Viral Video Showing Covington Catholic High School Students Prompts Propaganda Warfare

(Screenshot / Fox News Channel)

In a video that went viral, a group of students from Covington Catholic High School in Kentucky appeared to mock indigenous activist Nathan Phillips, who encountered the teens at the Lincoln Memorial in Washington, D.C., after participating in last weekend’s Indigenous Peoples March. The teens had just taken part in the annual March for Life, a parade of Catholic high schools and right-wing groups who oppose reproductive rights and hope to overturn Roe v. Wade, the 1973 Supreme Court decision that made abortion legal in all 50 states. After the video spread on Twitter over the weekend, the teens’ families hired a communications firm to launch multi-level public relations campaign to wage war against the press.

The viral video shows a young man who has publicly identified himself as Nicholas Sandmann, grinning and standing silently, facing Phillips, just inches from the Omaha tribe elder’s face, while Phillips plays a drum and sings. Sandmann’s classmates parody Phillips as he plays. Twitter has suspended the account that first sent video of the incident viral. Since that video achieved virality, more video clips of the events that day have emerged.

With each new video clip, right-wing hucksters alleged there was additional proof that the Covington Catholic boys should be exonerated for their display, despite the fact that none of the subsequent video clips prove that the boys did not demonstrate disrespectful behavior toward Phillips—rather, all video evidence reaffirmed that interpretation. What the clips did do, however, is provide documentation of verbal harassment of the boys by demonstrators from a Black Hebrew Israelite group prior to their encounter with indigenous activists. Despite the fact that additional footage showed the kids had been riled up before encountering Phillips, the clips do not change the facts of what happened after they did.
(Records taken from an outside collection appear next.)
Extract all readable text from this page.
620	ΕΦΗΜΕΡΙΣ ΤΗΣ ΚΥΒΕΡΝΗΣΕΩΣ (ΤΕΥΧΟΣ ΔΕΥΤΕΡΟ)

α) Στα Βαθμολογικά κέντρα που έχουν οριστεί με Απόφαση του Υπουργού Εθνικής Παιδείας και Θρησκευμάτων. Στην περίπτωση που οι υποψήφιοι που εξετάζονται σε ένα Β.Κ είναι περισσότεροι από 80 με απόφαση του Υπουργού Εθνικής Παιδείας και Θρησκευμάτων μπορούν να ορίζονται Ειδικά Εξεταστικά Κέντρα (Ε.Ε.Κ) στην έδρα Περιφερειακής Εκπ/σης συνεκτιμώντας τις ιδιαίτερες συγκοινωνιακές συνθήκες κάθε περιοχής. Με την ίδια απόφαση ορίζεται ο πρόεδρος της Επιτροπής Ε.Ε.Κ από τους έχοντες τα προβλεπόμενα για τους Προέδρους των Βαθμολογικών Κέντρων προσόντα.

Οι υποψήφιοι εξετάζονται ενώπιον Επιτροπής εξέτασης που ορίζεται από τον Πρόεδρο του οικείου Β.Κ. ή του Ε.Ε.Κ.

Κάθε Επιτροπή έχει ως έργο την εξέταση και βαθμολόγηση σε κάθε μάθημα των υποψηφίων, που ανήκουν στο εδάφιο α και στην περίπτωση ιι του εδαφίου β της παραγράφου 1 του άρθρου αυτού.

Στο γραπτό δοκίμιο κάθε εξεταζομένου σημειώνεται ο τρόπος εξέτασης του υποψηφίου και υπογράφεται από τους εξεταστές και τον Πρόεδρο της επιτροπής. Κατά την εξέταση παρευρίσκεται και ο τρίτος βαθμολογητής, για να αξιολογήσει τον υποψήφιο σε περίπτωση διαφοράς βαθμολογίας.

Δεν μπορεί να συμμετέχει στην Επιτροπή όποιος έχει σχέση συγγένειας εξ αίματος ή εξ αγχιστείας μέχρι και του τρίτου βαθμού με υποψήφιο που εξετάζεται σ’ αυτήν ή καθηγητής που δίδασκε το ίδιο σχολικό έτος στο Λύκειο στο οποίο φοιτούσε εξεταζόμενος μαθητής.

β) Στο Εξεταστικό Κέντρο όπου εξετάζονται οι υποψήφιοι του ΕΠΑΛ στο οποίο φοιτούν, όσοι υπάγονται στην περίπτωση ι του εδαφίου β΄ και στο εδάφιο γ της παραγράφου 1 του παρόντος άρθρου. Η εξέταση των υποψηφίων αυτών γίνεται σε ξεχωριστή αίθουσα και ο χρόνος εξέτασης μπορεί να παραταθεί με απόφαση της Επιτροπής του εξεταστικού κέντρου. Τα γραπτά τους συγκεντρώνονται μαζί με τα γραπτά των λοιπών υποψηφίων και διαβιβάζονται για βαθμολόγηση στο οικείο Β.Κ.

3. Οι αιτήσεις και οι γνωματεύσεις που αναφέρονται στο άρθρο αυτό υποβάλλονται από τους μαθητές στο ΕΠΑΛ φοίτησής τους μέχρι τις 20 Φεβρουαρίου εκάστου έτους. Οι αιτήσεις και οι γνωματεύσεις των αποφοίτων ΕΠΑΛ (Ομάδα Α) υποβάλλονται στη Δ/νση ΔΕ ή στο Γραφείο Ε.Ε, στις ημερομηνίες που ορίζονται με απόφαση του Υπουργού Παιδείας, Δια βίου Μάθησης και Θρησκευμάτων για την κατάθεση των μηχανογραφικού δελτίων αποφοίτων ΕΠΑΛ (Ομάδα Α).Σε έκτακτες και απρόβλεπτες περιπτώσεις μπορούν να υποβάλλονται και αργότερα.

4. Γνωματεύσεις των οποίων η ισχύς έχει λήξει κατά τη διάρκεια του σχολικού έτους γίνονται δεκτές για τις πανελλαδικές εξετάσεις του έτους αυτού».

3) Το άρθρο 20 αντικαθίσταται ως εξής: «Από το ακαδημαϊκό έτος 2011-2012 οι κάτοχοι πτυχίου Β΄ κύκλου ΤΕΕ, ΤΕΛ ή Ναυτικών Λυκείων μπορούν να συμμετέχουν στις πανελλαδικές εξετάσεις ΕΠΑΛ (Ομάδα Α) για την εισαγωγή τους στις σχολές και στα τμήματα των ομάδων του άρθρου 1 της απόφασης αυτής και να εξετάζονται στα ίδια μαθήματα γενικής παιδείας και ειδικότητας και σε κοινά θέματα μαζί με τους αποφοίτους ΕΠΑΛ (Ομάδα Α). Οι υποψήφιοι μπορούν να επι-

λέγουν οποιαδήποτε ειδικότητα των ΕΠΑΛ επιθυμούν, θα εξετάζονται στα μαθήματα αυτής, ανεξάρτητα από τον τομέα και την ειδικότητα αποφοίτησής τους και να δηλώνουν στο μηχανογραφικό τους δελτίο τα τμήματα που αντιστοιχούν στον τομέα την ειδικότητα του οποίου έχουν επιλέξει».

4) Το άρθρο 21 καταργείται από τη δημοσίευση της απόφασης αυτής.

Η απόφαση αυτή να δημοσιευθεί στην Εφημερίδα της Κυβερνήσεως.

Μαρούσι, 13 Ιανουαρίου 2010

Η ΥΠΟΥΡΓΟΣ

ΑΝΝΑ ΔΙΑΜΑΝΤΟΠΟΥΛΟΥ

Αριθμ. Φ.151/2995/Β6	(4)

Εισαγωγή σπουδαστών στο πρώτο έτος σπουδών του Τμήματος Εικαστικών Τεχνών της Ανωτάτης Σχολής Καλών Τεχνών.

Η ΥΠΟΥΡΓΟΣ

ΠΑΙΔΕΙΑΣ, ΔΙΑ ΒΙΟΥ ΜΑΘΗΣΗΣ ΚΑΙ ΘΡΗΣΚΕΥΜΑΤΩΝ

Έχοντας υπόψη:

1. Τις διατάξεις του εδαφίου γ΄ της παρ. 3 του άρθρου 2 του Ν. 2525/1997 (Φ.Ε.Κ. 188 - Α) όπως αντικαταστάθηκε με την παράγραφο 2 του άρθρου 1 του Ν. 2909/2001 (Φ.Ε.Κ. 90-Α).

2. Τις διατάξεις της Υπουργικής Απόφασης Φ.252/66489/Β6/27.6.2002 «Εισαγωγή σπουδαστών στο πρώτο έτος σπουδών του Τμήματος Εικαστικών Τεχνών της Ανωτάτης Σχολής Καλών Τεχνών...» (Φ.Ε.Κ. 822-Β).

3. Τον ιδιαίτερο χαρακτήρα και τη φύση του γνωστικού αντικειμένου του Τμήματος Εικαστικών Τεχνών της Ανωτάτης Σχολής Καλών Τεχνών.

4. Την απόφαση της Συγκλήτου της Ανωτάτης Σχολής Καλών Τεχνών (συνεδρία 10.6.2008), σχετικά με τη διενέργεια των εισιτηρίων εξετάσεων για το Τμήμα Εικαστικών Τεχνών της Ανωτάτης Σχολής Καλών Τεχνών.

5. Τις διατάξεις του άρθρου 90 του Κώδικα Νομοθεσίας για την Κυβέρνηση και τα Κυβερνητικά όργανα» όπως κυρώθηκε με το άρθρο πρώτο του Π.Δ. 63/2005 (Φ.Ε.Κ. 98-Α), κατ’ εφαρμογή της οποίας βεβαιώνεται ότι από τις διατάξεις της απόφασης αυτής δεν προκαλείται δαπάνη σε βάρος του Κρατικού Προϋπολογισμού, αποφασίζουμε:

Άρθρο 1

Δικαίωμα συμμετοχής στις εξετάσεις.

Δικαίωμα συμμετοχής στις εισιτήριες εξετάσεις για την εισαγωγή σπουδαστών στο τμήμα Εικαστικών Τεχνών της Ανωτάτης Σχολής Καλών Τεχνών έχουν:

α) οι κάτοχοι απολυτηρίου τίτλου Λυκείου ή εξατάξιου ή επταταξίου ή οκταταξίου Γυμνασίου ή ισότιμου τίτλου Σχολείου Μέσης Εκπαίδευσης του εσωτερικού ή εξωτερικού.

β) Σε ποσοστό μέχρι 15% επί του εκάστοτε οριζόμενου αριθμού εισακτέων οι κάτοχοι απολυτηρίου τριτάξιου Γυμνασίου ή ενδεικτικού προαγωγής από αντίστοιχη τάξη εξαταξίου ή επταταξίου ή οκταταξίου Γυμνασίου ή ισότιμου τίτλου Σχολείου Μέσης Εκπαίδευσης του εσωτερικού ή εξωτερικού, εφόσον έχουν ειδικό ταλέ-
A response to the viral video first launched in a part of right-wing internet that could be aptly likened to a landfill and ascended into the stratosphere. The pushback campaign first took off with fame-hungry media personalities like YouTube hoaxer Joey Salads, climbed through a mill of pro-Trump propagandists, thrust itself into “respectable” conservative outlets, and eventually reached its cruising altitude at Fox News—an elevation where President Donald Trump encountered the narrative and tweeted out its message to the nation.

Right-wing activists created and spread hashtags like #VerifiedBullies and #StandWithCovington. Others began building a database of verified Twitter users who had criticized the teens—and in extreme cases provoked harassment and violent rhetoric against the students—and demanded that those users be suspended and, if they were media professionals, to be fired. So far, that campaign has cost at least one media professional their job. All the while, right-wing personalities siphoned off the outrage campaign to promote their own personally branded media efforts.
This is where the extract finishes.